THE STATISTICS SECTION: Quantifying the Benefit
Risk Reduction & NNT

“How big was the benefit, really?”

This is where you translate statistics into clinical impact.
  • Relative Risk Reduction (RRR): Often sounds impressive (e.g., “50% reduction in risk!”), but can be misleading if the baseline risk is very low. Formula: $$RRR = 1 – RR$$
  • Absolute Risk Reduction (ARR): The true difference in risk between groups. This is what payers care about. Formula: $$ARR = \text{Risk}_text{control} – \text{Risk}_text{treatment}$$
  • Number Needed to Treat (NNT): The number of patients you would need to treat with the new drug to prevent one additional bad outcome. This is the most intuitive measure of clinical impact. Formula: $$NNT = \frac{1}{ARR}$$
Example: The Power of NNT

A study shows a new drug reduces the risk of an event from 2% in the control group to 1% in the treatment group. The RRR is 50% ([2-1]/2), which sounds amazing. But the ARR is only 1% (2%-1%). The NNT is 100 (1/0.01). You have to treat 100 patients to prevent one event. This context is critical for a PBM deciding whether the drug’s cost is justified by its benefit.

Foundation of Value Assessment.

While not written directly into a PA criterion, NNT is a core metric used in Pharmacy & Therapeutics (P&T) committee discussions to determine a drug’s formulary placement and overall value. A drug with an NNT of 5 will be viewed much more favorably than one with an NNT of 500.

Statistical Significance

“Is the result real or just due to chance?”

  • P-value: The probability that the observed result occurred by random chance.
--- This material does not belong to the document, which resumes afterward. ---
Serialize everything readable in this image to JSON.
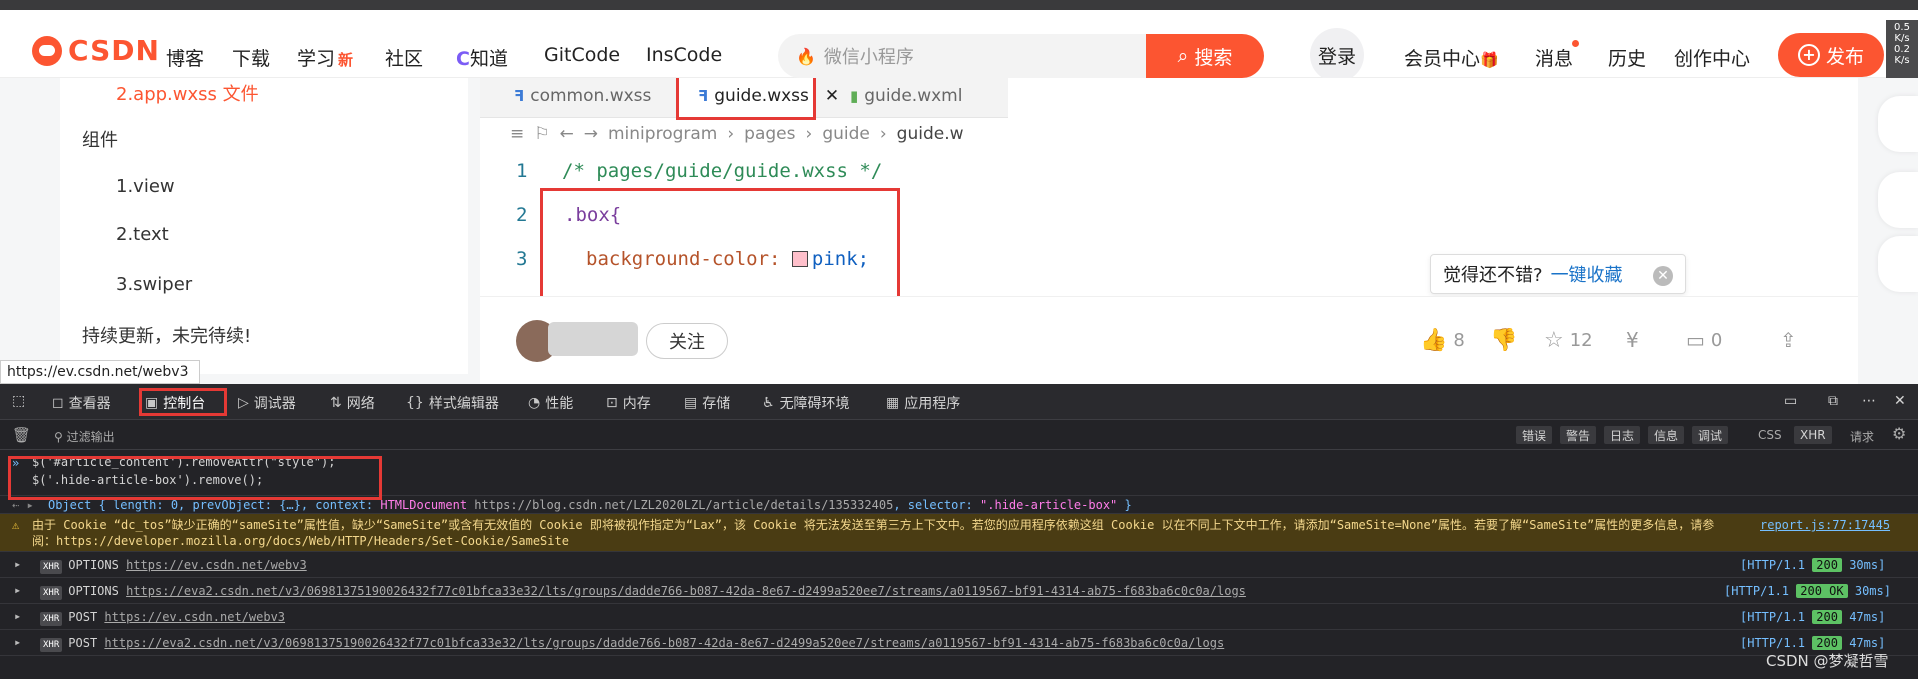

The conventional cutoff for “statistical significance” is p < 0.05. This means there is less than a 5% probability the result is a fluke. It does not tell you the size or importance of the effect.
  • Confidence Interval (CI): This provides a range of plausible values for the true effect size. A 95% CI means you can be 95% confident the true value lies within that range. For a difference to be statistically significant, the 95% CI cannot include the value of “no effect” (e.g., a value of 0 for a difference, or 1.0 for a ratio/odds ratio). CIs are more informative than p-values.
A “Go/No-Go” Check.

A policy will generally only be created for an indication where the drug has demonstrated a statistically significant benefit on a primary endpoint. If the p-value is > 0.05 or the 95% CI crosses 1.0, the drug is typically considered to have failed to prove its benefit for that outcome.